Try shorter messaging and different tones

Try testing out different approaches to how you say what you want to say. Your customers might respond better to simpler phrasing or a shift in the tone of your message.

 

Word count: Less is more

That old saying “less is more” is definitely worth considering when optimizing your homepage. If you take a minimalist approach, there will be fewer elements on the page to distract your audience and your customers’ eyes will more easily focus on what’s left.

Whitespace is our friend

Use empty space and images to direct the customer’s attention to your key objectives (e.g. navigation, promos, CTAs, or products). In general, our eyes are naturally drawn to follow patterns and the emptiness can act like roads for our eyes to follow.

Focus on a few objectives

Pick a small number of key objectives and let those items and the supporting images, text, and CTAs be the focus of the page. You might even want to generate several variations that highlight different groups of objectives, depending on what your key goals for the page are.
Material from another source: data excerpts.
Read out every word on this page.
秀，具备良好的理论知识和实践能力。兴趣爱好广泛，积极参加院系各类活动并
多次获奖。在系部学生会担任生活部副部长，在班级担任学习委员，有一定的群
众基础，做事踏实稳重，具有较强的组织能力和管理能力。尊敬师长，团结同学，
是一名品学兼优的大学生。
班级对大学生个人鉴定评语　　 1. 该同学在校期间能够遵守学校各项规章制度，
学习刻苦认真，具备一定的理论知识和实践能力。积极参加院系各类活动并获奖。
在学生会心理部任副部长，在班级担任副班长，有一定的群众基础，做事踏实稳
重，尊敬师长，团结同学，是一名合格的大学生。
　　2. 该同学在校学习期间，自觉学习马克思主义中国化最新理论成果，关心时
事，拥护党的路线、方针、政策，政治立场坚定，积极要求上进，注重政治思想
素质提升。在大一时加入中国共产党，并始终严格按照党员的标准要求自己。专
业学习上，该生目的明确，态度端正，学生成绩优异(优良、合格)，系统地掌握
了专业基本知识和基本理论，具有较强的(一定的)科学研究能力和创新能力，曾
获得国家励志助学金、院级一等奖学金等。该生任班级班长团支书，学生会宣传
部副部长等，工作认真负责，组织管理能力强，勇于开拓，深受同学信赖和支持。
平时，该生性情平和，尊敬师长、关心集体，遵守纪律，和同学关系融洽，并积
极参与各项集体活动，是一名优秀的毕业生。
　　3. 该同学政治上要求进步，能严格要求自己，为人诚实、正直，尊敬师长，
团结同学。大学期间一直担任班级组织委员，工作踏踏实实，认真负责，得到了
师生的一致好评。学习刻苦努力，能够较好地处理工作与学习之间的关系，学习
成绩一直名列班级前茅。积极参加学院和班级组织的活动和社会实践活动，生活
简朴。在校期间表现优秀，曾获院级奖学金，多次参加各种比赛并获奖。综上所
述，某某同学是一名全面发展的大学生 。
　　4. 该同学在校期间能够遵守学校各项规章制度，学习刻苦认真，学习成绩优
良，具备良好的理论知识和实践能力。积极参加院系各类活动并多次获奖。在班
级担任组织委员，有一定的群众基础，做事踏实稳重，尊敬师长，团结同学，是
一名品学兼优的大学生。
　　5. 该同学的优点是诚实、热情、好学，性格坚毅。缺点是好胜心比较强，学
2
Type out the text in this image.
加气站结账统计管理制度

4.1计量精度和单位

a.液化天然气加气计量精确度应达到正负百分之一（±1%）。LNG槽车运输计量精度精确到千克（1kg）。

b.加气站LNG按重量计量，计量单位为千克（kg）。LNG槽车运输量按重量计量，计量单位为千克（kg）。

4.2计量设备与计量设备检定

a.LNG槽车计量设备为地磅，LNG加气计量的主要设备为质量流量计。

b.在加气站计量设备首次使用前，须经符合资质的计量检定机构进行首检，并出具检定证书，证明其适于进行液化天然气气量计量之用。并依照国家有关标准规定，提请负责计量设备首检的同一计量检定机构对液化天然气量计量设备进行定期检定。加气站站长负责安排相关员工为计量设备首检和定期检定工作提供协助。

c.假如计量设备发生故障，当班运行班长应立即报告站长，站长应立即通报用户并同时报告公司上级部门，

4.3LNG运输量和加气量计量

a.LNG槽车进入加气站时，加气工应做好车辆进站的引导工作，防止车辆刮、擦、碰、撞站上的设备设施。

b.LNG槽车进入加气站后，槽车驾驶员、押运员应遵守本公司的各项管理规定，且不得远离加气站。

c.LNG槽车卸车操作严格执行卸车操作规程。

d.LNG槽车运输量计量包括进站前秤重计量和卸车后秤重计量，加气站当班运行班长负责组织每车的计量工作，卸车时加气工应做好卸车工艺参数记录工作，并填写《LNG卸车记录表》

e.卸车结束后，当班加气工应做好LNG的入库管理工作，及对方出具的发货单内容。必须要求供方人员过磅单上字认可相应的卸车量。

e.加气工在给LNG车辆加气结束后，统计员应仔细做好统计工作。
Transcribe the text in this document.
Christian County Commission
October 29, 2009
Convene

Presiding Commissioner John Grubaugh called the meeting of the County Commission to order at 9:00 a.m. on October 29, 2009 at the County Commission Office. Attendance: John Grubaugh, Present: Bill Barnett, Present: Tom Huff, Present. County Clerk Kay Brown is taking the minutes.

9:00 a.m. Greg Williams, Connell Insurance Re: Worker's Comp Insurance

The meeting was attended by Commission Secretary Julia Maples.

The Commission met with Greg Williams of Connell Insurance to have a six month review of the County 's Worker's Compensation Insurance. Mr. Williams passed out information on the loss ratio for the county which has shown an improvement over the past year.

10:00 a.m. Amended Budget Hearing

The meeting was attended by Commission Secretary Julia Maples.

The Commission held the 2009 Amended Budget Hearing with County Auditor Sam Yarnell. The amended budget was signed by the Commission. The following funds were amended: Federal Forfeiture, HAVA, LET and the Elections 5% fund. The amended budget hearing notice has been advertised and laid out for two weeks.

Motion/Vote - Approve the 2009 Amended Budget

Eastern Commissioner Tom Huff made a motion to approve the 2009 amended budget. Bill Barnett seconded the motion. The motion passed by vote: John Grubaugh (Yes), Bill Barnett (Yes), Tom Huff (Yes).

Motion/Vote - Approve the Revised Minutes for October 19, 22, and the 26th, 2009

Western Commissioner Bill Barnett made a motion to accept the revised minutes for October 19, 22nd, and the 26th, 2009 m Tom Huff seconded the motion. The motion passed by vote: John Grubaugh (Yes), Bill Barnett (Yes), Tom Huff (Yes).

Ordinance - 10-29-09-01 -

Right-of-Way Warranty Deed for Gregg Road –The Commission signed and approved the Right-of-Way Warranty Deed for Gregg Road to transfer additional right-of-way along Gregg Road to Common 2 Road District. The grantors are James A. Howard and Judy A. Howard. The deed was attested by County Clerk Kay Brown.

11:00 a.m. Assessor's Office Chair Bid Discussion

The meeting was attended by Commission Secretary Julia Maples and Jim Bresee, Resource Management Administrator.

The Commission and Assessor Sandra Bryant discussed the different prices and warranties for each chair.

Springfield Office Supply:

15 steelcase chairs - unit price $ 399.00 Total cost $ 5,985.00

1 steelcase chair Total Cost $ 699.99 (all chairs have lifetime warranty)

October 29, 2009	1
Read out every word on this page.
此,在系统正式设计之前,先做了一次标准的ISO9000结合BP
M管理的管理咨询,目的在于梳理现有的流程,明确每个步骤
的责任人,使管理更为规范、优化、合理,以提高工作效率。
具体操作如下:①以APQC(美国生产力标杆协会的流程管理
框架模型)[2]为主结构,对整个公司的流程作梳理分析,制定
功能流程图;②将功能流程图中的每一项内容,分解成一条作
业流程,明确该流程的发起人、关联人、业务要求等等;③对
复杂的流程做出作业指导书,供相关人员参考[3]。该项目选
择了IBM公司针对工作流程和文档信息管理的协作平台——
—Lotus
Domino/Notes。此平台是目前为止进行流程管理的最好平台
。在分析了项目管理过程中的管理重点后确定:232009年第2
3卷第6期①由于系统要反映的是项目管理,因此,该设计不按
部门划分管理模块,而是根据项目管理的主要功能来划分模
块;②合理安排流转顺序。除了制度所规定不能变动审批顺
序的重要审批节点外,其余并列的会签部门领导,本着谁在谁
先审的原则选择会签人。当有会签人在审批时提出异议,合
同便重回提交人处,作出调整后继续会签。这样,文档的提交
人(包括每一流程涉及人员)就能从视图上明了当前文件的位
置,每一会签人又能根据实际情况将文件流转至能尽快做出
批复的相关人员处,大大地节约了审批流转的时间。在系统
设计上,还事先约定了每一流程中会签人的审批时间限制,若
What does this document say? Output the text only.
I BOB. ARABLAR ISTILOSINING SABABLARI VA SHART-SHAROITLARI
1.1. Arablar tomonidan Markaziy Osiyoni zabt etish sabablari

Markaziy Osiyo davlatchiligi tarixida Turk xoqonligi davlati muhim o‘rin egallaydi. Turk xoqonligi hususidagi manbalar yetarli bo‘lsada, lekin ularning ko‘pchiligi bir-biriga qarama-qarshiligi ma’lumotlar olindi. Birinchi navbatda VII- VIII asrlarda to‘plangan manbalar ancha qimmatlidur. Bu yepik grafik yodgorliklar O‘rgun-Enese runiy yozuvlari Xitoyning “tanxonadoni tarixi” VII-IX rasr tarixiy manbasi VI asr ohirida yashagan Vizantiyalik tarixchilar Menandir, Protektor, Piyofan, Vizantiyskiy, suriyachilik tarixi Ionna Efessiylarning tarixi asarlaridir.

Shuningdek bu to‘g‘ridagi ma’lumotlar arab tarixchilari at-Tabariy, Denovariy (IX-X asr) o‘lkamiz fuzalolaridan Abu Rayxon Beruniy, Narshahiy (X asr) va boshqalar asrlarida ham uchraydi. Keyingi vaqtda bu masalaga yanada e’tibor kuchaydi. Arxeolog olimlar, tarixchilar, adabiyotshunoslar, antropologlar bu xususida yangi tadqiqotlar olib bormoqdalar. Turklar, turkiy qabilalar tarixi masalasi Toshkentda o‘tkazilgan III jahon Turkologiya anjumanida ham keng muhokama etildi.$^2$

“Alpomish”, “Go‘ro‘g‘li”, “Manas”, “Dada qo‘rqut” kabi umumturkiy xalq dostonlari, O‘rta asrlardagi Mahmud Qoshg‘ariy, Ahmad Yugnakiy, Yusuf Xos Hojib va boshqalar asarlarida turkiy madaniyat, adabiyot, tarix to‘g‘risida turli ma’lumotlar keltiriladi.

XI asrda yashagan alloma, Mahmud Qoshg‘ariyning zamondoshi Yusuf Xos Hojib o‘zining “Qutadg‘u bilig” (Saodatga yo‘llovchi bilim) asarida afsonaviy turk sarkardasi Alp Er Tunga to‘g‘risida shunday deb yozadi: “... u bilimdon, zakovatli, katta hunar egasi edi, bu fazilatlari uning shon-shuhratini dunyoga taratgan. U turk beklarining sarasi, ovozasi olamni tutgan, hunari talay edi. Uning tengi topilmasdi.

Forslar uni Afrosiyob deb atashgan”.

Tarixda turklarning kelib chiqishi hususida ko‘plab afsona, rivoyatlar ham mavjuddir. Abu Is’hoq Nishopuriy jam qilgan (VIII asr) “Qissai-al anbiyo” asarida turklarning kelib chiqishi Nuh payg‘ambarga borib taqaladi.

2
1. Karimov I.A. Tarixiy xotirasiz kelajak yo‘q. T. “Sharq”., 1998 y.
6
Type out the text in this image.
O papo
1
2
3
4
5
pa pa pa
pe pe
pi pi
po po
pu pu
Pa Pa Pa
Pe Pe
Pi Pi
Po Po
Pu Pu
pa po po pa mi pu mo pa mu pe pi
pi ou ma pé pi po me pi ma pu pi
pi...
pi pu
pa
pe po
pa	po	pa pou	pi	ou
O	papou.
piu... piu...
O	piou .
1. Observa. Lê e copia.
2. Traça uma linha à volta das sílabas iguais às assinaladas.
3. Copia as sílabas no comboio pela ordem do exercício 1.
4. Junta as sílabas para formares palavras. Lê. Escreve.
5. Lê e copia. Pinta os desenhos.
Example: Microsoft’s homepage on a mobile device

The image on the left is the original version and the image on the right is a mock-up:

While the initial view of the homepage is fairly simple (a single image, a short header, 4 lines of text, and 2 CTAs), a few small tweaks to further simplify the text can have a positive impact.

Overall, the simplified version is cleaner and easier to consume on mobile devices.

  • The overall intent remained the same between the versions
  • Reducing the number of words and rearranging the keywords allows for less text to scan
  • With more vertical space to play with, the image can come down (so that it’s not cropped), allowing customers to see the full range of devices as intended.

 

Try different approaches to your verbiage

Consider how you say it, not necessarily what you say. How you deliver the message can make all the difference in getting a customer on board. Think about how you’d talk to the visitor if you were talking to them in real life. Often your tone will change based on how many times you’ve met the person and what their perceived level of interest is.

Test different ways of saying the same message. For instance:

  • Direct vs. casual
    • Direct: “Buy now”
    • Casual: “Consider these holiday favorites”
  • Just the facts vs. conversational
    • Just the facts: “See results in 48 hours.”
    • Conversational: “If you’re looking to place a safe bet, check out this product. Our customers can’t get over how quickly they see results. In just 48 hours, you’ll feel like a new person!”
  • Features vs. Benefit (i.e. “what we do well” vs. “your problems we can solve”)
    • Features: “Our skincare products are proven twice as effective as our leading competitor.”
    • Benefit: “You deserve beautiful skin. I promise to help you get there.”
  • Scarcity vs. abundance (e.g. “Only 3 spots left”)
    • Scarcity: “Order now! Only 3 items left”, “Only 10 hours left in the sale.”
    • Abundance: “New designs daily, keep checking back and we’re sure you’ll find something you like.”